More than 200 first responders assembled mass casualty receptions areas in Newark, and Coast Guard Station Sandy Hook, preparing to receive the reported injured passengers, said Cmdr. Kenneth Pierro, of Coast Guard Sector New York. But by 7 p.m. rescuers were unable to find the debris from the boats or lifeboats and crews were dismissed from the staging area set up at the Gateway National Recreation Area by the North Beach area of Sandy Hook.
After four hours of searching 638 square nautical miles, the Coast Guard was still unable to find any debris from the boat or the lifeboats. At 10 p.m. the search for the reported yacht was suspended and an investigation into the hoax call began.
“Many hoax calls, you can tell immediately,” Hitchen said at a morning Tuesday press conference. “This one was somewhat calm but was giving a convincing story as to what the nature of his emergency was.”
Monday’s hoax, made from an on-land radio, cost the Coast Guard an estimated $88,000 but that number is expected to increase.
“People like the attention they can cause by watching the helicopters and boats go out and actively search,” Hitchen said.
Making a false distress call is a federal crime that carries a penalty of five to 10 years in prison, a $250,000 fine and a reimbursement to the Coast Guard for the cost of the search.
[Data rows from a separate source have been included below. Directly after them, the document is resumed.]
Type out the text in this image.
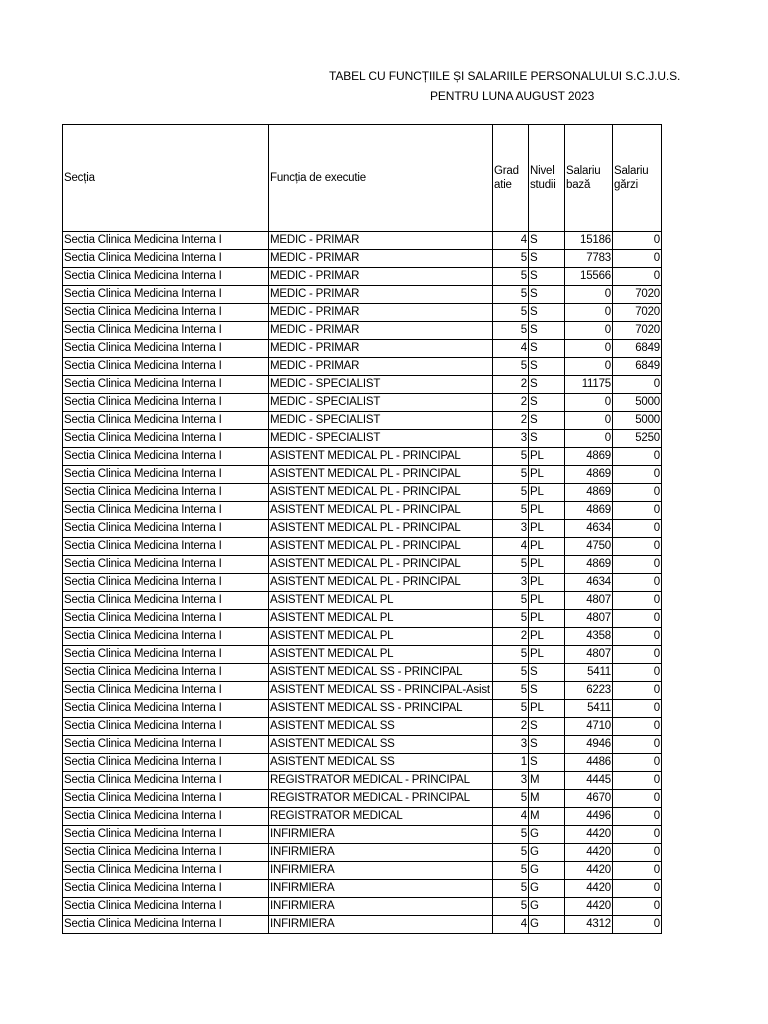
TABEL CU FUNCȚIILE ȘI SALARIILE PERSONALULUI S.C.J.U.S.
PENTRU LUNA AUGUST 2023
Secția	Funcția de executie	Grad atie	Nivel studii	Salariu bază	Salariu gărzi
Sectia Clinica Medicina Interna I	MEDIC - PRIMAR	4	S	15186	0
Sectia Clinica Medicina Interna I	MEDIC - PRIMAR	5	S	7783	0
Sectia Clinica Medicina Interna I	MEDIC - PRIMAR	5	S	15566	0
Sectia Clinica Medicina Interna I	MEDIC - PRIMAR	5	S	0	7020
Sectia Clinica Medicina Interna I	MEDIC - PRIMAR	5	S	0	7020
Sectia Clinica Medicina Interna I	MEDIC - PRIMAR	5	S	0	7020
Sectia Clinica Medicina Interna I	MEDIC - PRIMAR	4	S	0	6849
Sectia Clinica Medicina Interna I	MEDIC - PRIMAR	5	S	0	6849
Sectia Clinica Medicina Interna I	MEDIC - SPECIALIST	2	S	11175	0
Sectia Clinica Medicina Interna I	MEDIC - SPECIALIST	2	S	0	5000
Sectia Clinica Medicina Interna I	MEDIC - SPECIALIST	2	S	0	5000
Sectia Clinica Medicina Interna I	MEDIC - SPECIALIST	3	S	0	5250
Sectia Clinica Medicina Interna I	ASISTENT MEDICAL PL - PRINCIPAL	5	PL	4869	0
Sectia Clinica Medicina Interna I	ASISTENT MEDICAL PL - PRINCIPAL	5	PL	4869	0
Sectia Clinica Medicina Interna I	ASISTENT MEDICAL PL - PRINCIPAL	5	PL	4869	0
Sectia Clinica Medicina Interna I	ASISTENT MEDICAL PL - PRINCIPAL	5	PL	4869	0
Sectia Clinica Medicina Interna I	ASISTENT MEDICAL PL - PRINCIPAL	3	PL	4634	0
Sectia Clinica Medicina Interna I	ASISTENT MEDICAL PL - PRINCIPAL	4	PL	4750	0
Sectia Clinica Medicina Interna I	ASISTENT MEDICAL PL - PRINCIPAL	5	PL	4869	0
Sectia Clinica Medicina Interna I	ASISTENT MEDICAL PL - PRINCIPAL	3	PL	4634	0
Sectia Clinica Medicina Interna I	ASISTENT MEDICAL PL	5	PL	4807	0
Sectia Clinica Medicina Interna I	ASISTENT MEDICAL PL	5	PL	4807	0
Sectia Clinica Medicina Interna I	ASISTENT MEDICAL PL	2	PL	4358	0
Sectia Clinica Medicina Interna I	ASISTENT MEDICAL PL	5	PL	4807	0
Sectia Clinica Medicina Interna I	ASISTENT MEDICAL SS - PRINCIPAL	5	S	5411	0
Sectia Clinica Medicina Interna I	ASISTENT MEDICAL SS - PRINCIPAL-Asist	5	S	6223	0
Sectia Clinica Medicina Interna I	ASISTENT MEDICAL SS - PRINCIPAL	5	PL	5411	0
Sectia Clinica Medicina Interna I	ASISTENT MEDICAL SS	2	S	4710	0
Sectia Clinica Medicina Interna I	ASISTENT MEDICAL SS	3	S	4946	0
Sectia Clinica Medicina Interna I	ASISTENT MEDICAL SS	1	S	4486	0
Sectia Clinica Medicina Interna I	REGISTRATOR MEDICAL - PRINCIPAL	3	M	4445	0
Sectia Clinica Medicina Interna I	REGISTRATOR MEDICAL - PRINCIPAL	5	M	4670	0
Sectia Clinica Medicina Interna I	REGISTRATOR MEDICAL	4	M	4496	0
Sectia Clinica Medicina Interna I	INFIRMIERA	5	G	4420	0
Sectia Clinica Medicina Interna I	INFIRMIERA	5	G	4420	0
Sectia Clinica Medicina Interna I	INFIRMIERA	5	G	4420	0
Sectia Clinica Medicina Interna I	INFIRMIERA	5	G	4420	0
Sectia Clinica Medicina Interna I	INFIRMIERA	5	G	4420	0
Sectia Clinica Medicina Interna I	INFIRMIERA	4	G	4312	0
“In addition to being a federal crime, false distress calls waste tax payer dollars, put Coast Guard and other first responders at unnecessary risk and can interfere with the Coast Guard’s ability to respond to actual distress at sea,” according to a written Coast Guard statement.
The Coast Guard is offering a reward of up to $3,000 for information leading to the prosecution of the person responsible for making a false distress or hoax calls to the U.S. Coast Guard.
The Coast Guard and other state and local agencies responded to more than 60 suspected hoax calls in the northern New Jersey, New York City and Hudson River region in 2011, according to a Coast Guard statement.
Last year rescuers dealt with a similar situation off the coast of Sandy Hook.
On June 14, 2011 an early morning distress call about a 33-foot sinking sailboat named Courtney Lynn led to a 10-hour search costing about $88,000.
About an hour later, the caller sent out another report stating the boat was 90 percent submerged and four boaters were transferring to a dinghy. The boat was never found and an investigation into the false distress call was launched. No one has been prosecuted.
The Coast Guard said it is investigating whether there is a connection between last year’s Sandy Hook hoax because of the similar antenna locations.